M. Desmousseaux le père, homme scrupuleux sur les choses d’étiquette, nous annonça le danger où était sa femme, et nous dit en pleurant que rien ne serait plus déplacé que la célébration de notre mariage dans un moment où le médecin désespérait de la santé de la malade. Mon oncle, toujours fâché des contre-temps, reconnut malgré lui la justesse de l’observation, et on demeura d’accord de ne songer à nous marier qu’après le rétablissement de ma future belle-mère.

Un arrangement qui éloignait l’époque de mon mariage, me causait un plaisir infini. Je faisais des vœux pour que madame Desmousseaux se rétablît, car c’était une excellente personne, généralement estimée ; mais, je l’avoue, je ne demandais pas une prompte guérison.
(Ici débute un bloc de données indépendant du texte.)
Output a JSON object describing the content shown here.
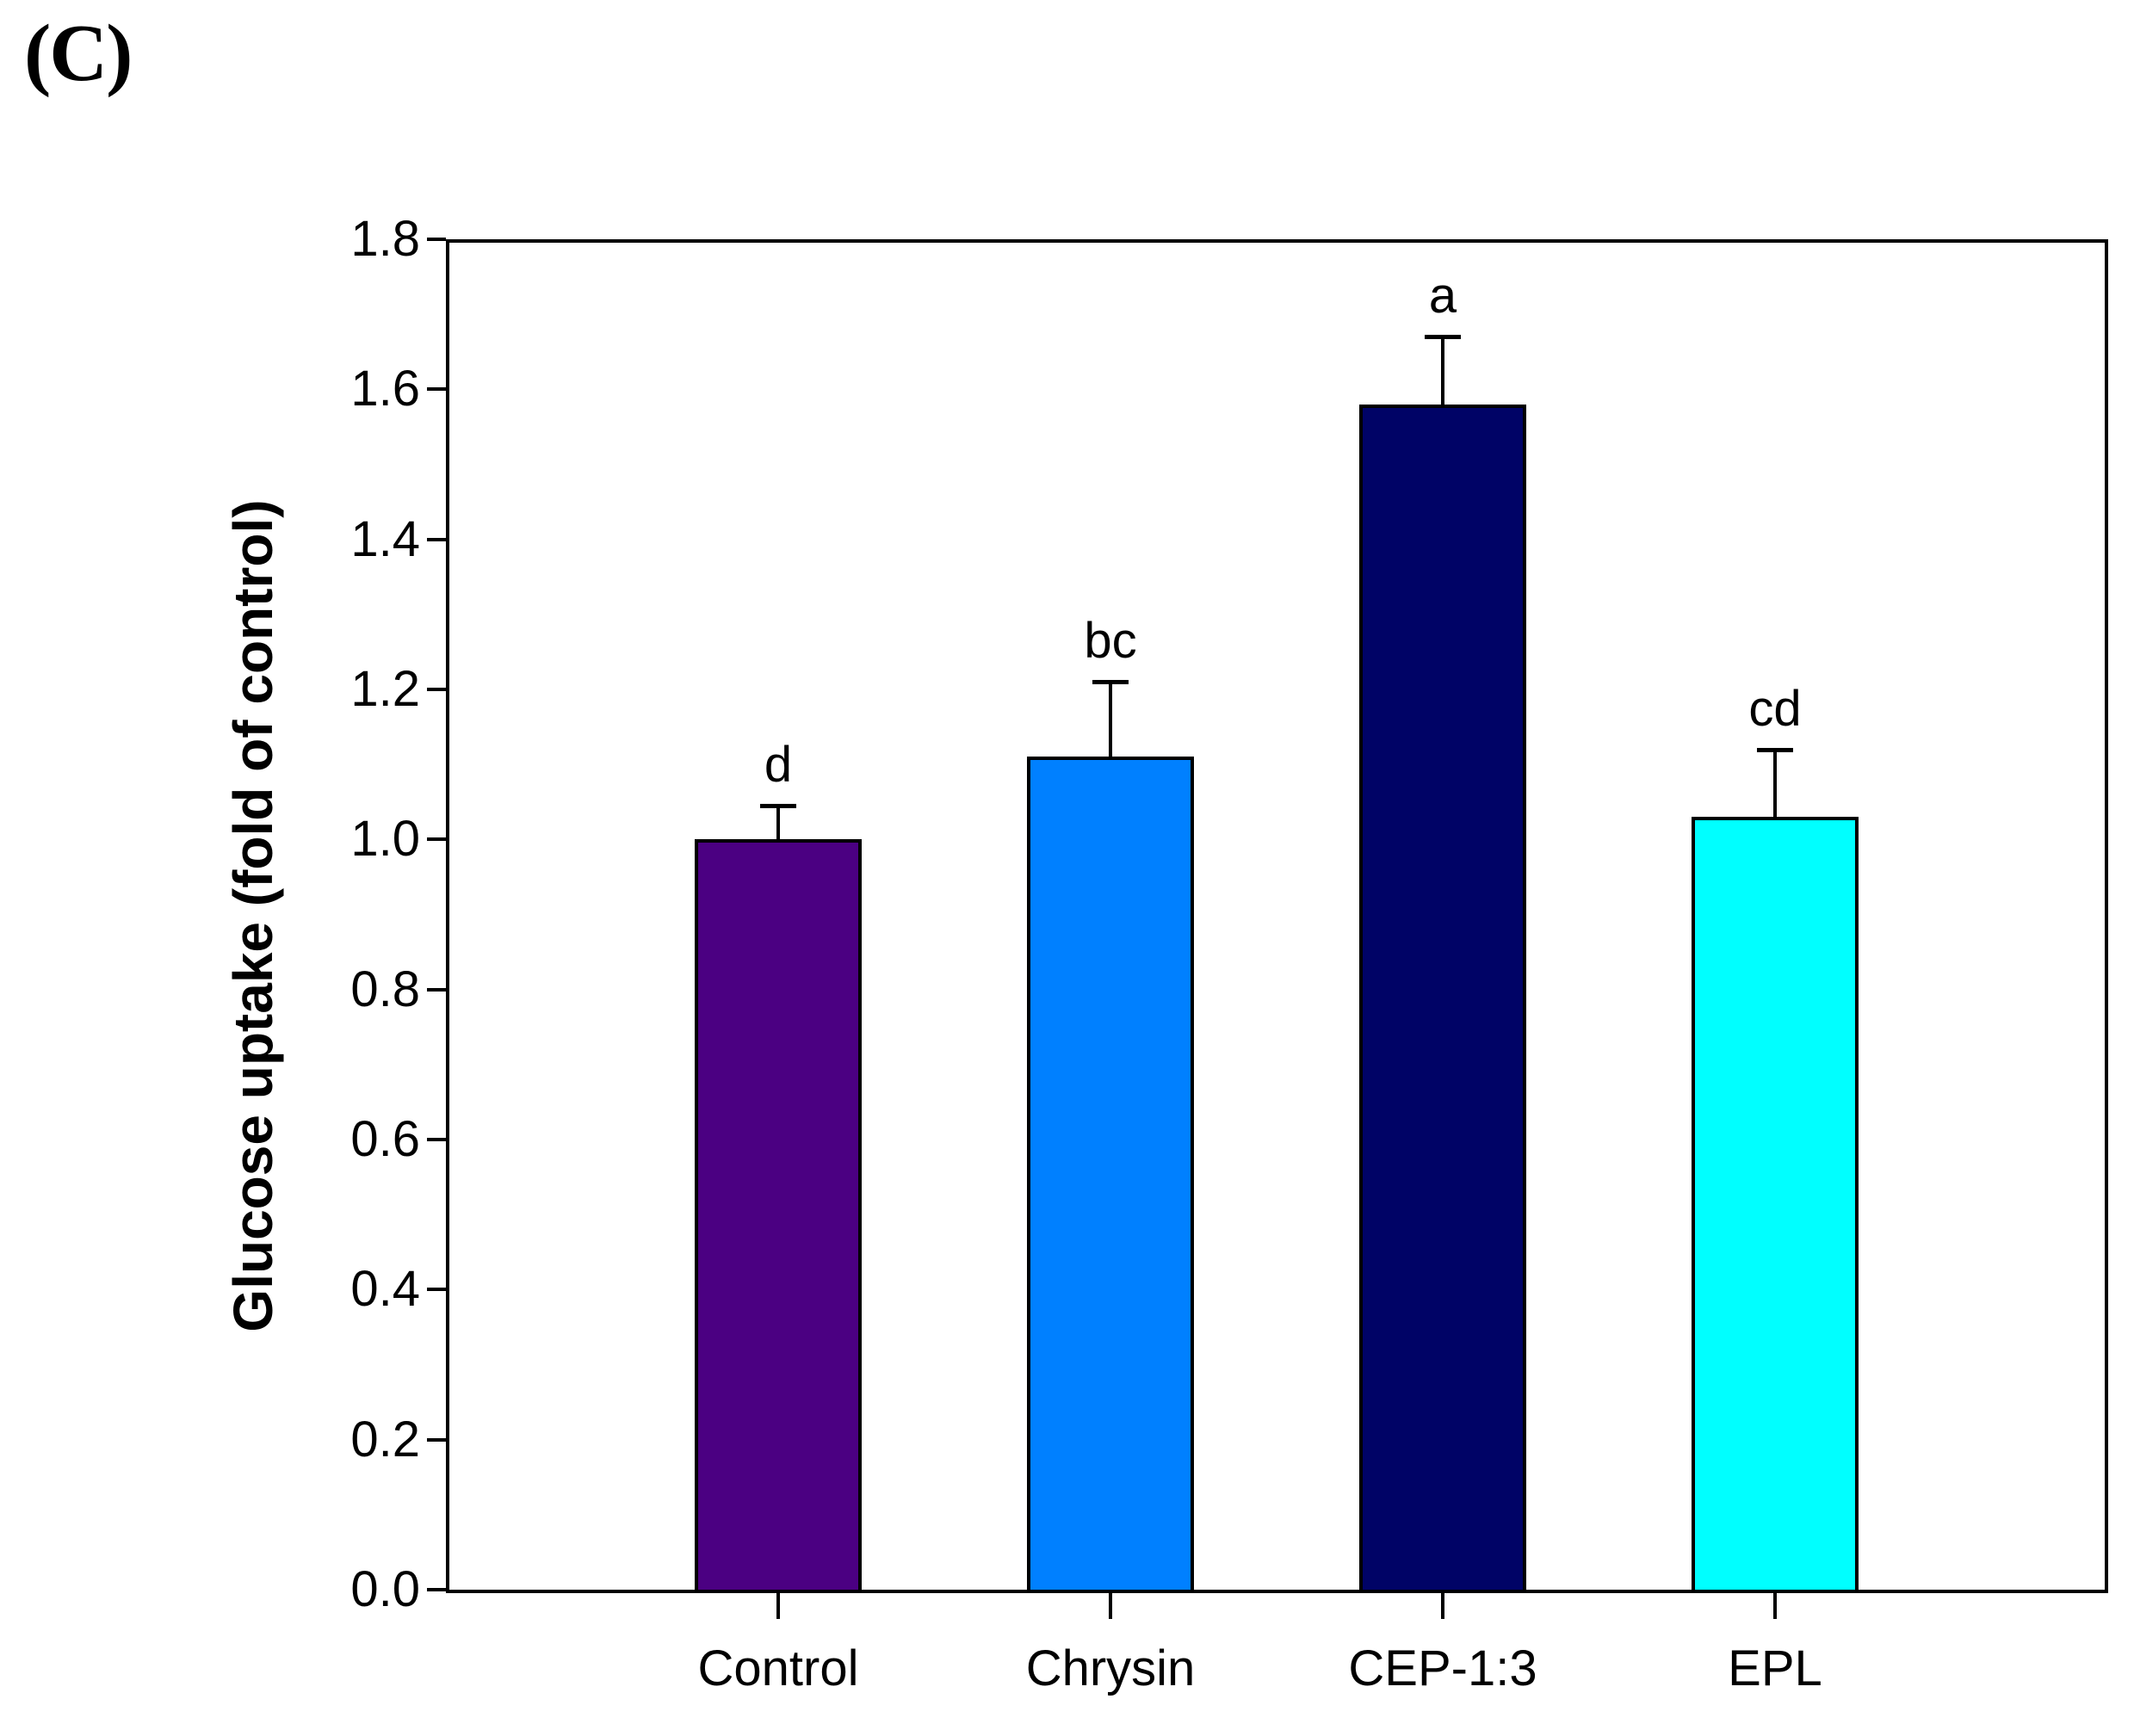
{
  "panel": {
    "label": "(C)"
  },
  "chart_data": {
    "type": "bar",
    "categories": [
      "Control",
      "Chrysin",
      "CEP-1:3",
      "EPL"
    ],
    "values": [
      1.0,
      1.11,
      1.58,
      1.03
    ],
    "errors": [
      0.045,
      0.1,
      0.09,
      0.09
    ],
    "error_direction": "upper",
    "significance_letters": [
      "d",
      "bc",
      "a",
      "cd"
    ],
    "bar_colors": [
      "#4B0082",
      "#0080FF",
      "#000366",
      "#00FFFF"
    ],
    "bar_border_color": "#000000",
    "title": "",
    "xlabel": "",
    "ylabel": "Glucose uptake (fold of control)",
    "ylim": [
      0,
      1.8
    ],
    "yticks": [
      "0.0",
      "0.2",
      "0.4",
      "0.6",
      "0.8",
      "1.0",
      "1.2",
      "1.4",
      "1.6",
      "1.8"
    ],
    "grid": false,
    "legend": false,
    "plot_frame": "full-box"
  }
}
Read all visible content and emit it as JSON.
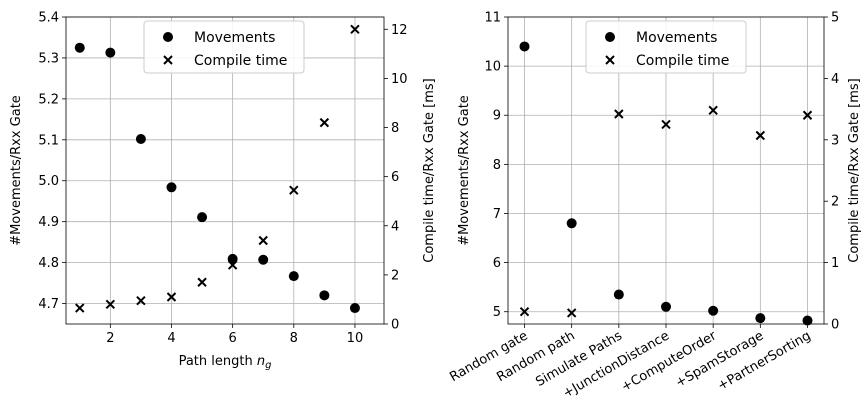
{
  "chart_data": [
    {
      "type": "scatter",
      "x_type": "numeric",
      "xlabel_main": "Path length ",
      "xlabel_sym": "n",
      "xlabel_sub": "g",
      "ylabel_left": "#Movements/Rxx Gate",
      "ylabel_right": "Compile time/Rxx Gate [ms]",
      "xlim": [
        0.55,
        10.95
      ],
      "ylim_left": [
        4.65,
        5.4
      ],
      "ylim_right": [
        0,
        12.5
      ],
      "xticks": [
        2,
        4,
        6,
        8,
        10
      ],
      "yticks_left": [
        4.7,
        4.8,
        4.9,
        5.0,
        5.1,
        5.2,
        5.3,
        5.4
      ],
      "yticks_right": [
        0,
        2,
        4,
        6,
        8,
        10,
        12
      ],
      "grid": true,
      "legend_position": "top-center",
      "series": [
        {
          "name": "Movements",
          "marker": "circle",
          "axis": "left",
          "x": [
            1,
            2,
            3,
            4,
            5,
            6,
            7,
            8,
            9,
            10
          ],
          "values": [
            5.325,
            5.313,
            5.102,
            4.984,
            4.911,
            4.809,
            4.807,
            4.767,
            4.72,
            4.689
          ]
        },
        {
          "name": "Compile time",
          "marker": "x",
          "axis": "right",
          "x": [
            1,
            2,
            3,
            4,
            5,
            6,
            7,
            8,
            9,
            10
          ],
          "values": [
            0.65,
            0.8,
            0.95,
            1.1,
            1.7,
            2.4,
            3.4,
            5.45,
            8.2,
            12.0
          ]
        }
      ]
    },
    {
      "type": "scatter",
      "x_type": "categorical",
      "categories": [
        "Random gate",
        "Random path",
        "Simulate Paths",
        "+JunctionDistance",
        "+ComputeOrder",
        "+SpamStorage",
        "+PartnerSorting"
      ],
      "ylabel_left": "#Movements/Rxx Gate",
      "ylabel_right": "Compile time/Rxx Gate [ms]",
      "ylim_left": [
        4.75,
        11
      ],
      "ylim_right": [
        0,
        5
      ],
      "yticks_left": [
        5,
        6,
        7,
        8,
        9,
        10,
        11
      ],
      "yticks_right": [
        0,
        1,
        2,
        3,
        4,
        5
      ],
      "grid": true,
      "legend_position": "top-center",
      "series": [
        {
          "name": "Movements",
          "marker": "circle",
          "axis": "left",
          "values": [
            10.4,
            6.8,
            5.35,
            5.1,
            5.02,
            4.87,
            4.82
          ]
        },
        {
          "name": "Compile time",
          "marker": "x",
          "axis": "right",
          "values": [
            0.2,
            0.18,
            3.42,
            3.25,
            3.48,
            3.07,
            3.4
          ]
        }
      ]
    }
  ]
}
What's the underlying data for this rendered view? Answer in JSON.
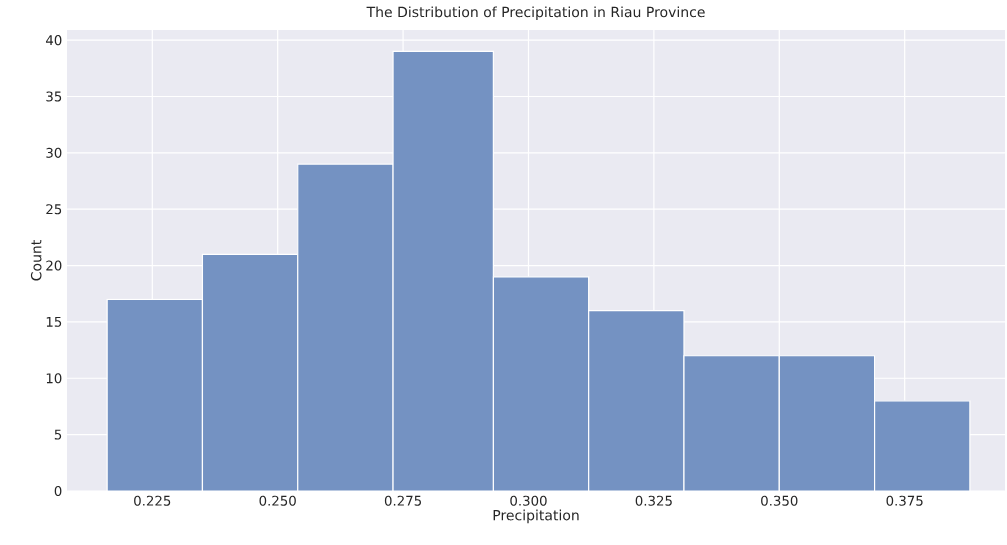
{
  "chart_data": {
    "type": "histogram",
    "title": "The Distribution of Precipitation in Riau Province",
    "xlabel": "Precipitation",
    "ylabel": "Count",
    "bins": [
      0.216,
      0.235,
      0.254,
      0.273,
      0.293,
      0.312,
      0.331,
      0.35,
      0.369,
      0.388
    ],
    "values": [
      17,
      21,
      29,
      39,
      19,
      16,
      12,
      12,
      8
    ],
    "color": "#7492c2",
    "xlim": [
      0.208,
      0.395
    ],
    "ylim": [
      0,
      40.9
    ],
    "xticks": [
      {
        "value": 0.225,
        "label": "0.225"
      },
      {
        "value": 0.25,
        "label": "0.250"
      },
      {
        "value": 0.275,
        "label": "0.275"
      },
      {
        "value": 0.3,
        "label": "0.300"
      },
      {
        "value": 0.325,
        "label": "0.325"
      },
      {
        "value": 0.35,
        "label": "0.350"
      },
      {
        "value": 0.375,
        "label": "0.375"
      }
    ],
    "yticks": [
      0,
      5,
      10,
      15,
      20,
      25,
      30,
      35,
      40
    ],
    "grid": true
  }
}
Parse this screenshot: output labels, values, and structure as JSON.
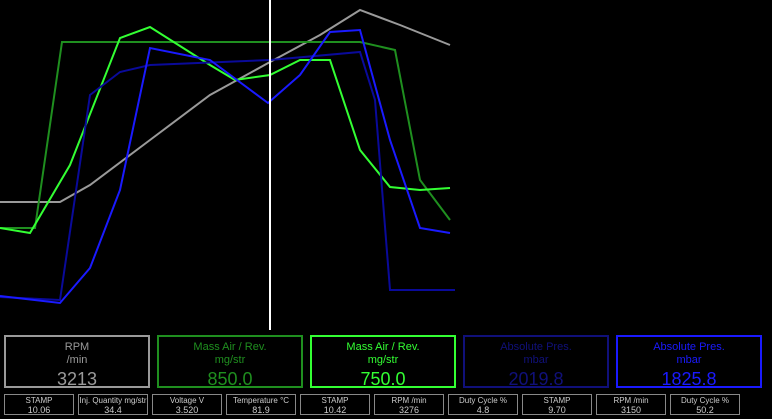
{
  "chart_data": {
    "type": "line",
    "xlim": [
      0,
      455
    ],
    "ylim": [
      0,
      330
    ],
    "series": [
      {
        "color": "#9a9a9a",
        "x": [
          0,
          60,
          90,
          150,
          210,
          270,
          320,
          360,
          400,
          450
        ],
        "values": [
          128,
          128,
          145,
          190,
          235,
          268,
          295,
          320,
          305,
          285
        ]
      },
      {
        "color": "#1f8f1f",
        "x": [
          0,
          35,
          62,
          360,
          395,
          420,
          450
        ],
        "values": [
          102,
          102,
          288,
          288,
          280,
          150,
          110
        ]
      },
      {
        "color": "#33ff33",
        "x": [
          0,
          30,
          70,
          120,
          150,
          210,
          235,
          270,
          300,
          330,
          360,
          390,
          420,
          450
        ],
        "values": [
          102,
          97,
          165,
          292,
          303,
          265,
          250,
          255,
          270,
          270,
          180,
          143,
          140,
          142
        ]
      },
      {
        "color": "#0a0a9a",
        "x": [
          0,
          60,
          90,
          120,
          150,
          270,
          360,
          375,
          390,
          455
        ],
        "values": [
          33,
          30,
          235,
          258,
          265,
          270,
          278,
          230,
          40,
          40
        ]
      },
      {
        "color": "#1a1aff",
        "x": [
          0,
          60,
          90,
          120,
          150,
          210,
          268,
          300,
          330,
          360,
          390,
          420,
          450
        ],
        "values": [
          34,
          27,
          62,
          140,
          282,
          270,
          227,
          255,
          298,
          300,
          190,
          102,
          97
        ]
      }
    ]
  },
  "gauges": [
    {
      "label": "RPM",
      "unit": "/min",
      "value": "3213",
      "color": "#9a9a9a"
    },
    {
      "label": "Mass Air / Rev.",
      "unit": "mg/str",
      "value": "850.0",
      "color": "#1f8f1f"
    },
    {
      "label": "Mass Air / Rev.",
      "unit": "mg/str",
      "value": "750.0",
      "color": "#33ff33"
    },
    {
      "label": "Absolute Pres.",
      "unit": "mbar",
      "value": "2019.8",
      "color": "#10107a"
    },
    {
      "label": "Absolute Pres.",
      "unit": "mbar",
      "value": "1825.8",
      "color": "#1a1aff"
    }
  ],
  "readouts": [
    {
      "label": "STAMP",
      "value": "10.06"
    },
    {
      "label": "Inj. Quantity mg/str",
      "value": "34.4"
    },
    {
      "label": "Voltage V",
      "value": "3.520"
    },
    {
      "label": "Temperature °C",
      "value": "81.9"
    },
    {
      "label": "STAMP",
      "value": "10.42"
    },
    {
      "label": "RPM /min",
      "value": "3276"
    },
    {
      "label": "Duty Cycle %",
      "value": "4.8"
    },
    {
      "label": "STAMP",
      "value": "9.70"
    },
    {
      "label": "RPM /min",
      "value": "3150"
    },
    {
      "label": "Duty Cycle %",
      "value": "50.2"
    }
  ]
}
J’étais dans l’âge où le moindre délai est déjà une victoire remportée. J’avais le pressentiment que gagner du temps est toujours un grand avantage ; mon avenir s’éloignait, ou m’effrayait moins, je ne songeais plus autant à mon mariage. Madame Desmousseaux, d’après les apparences, devait être malade long-temps, et son fils me semblait moins insipide, parce que ses craintes sur sa mère l’empêchaient de s’occuper si souvent de moi.

Je repris insensiblement plus de sérénité, et je commençai à trouver ma situation plus supportable.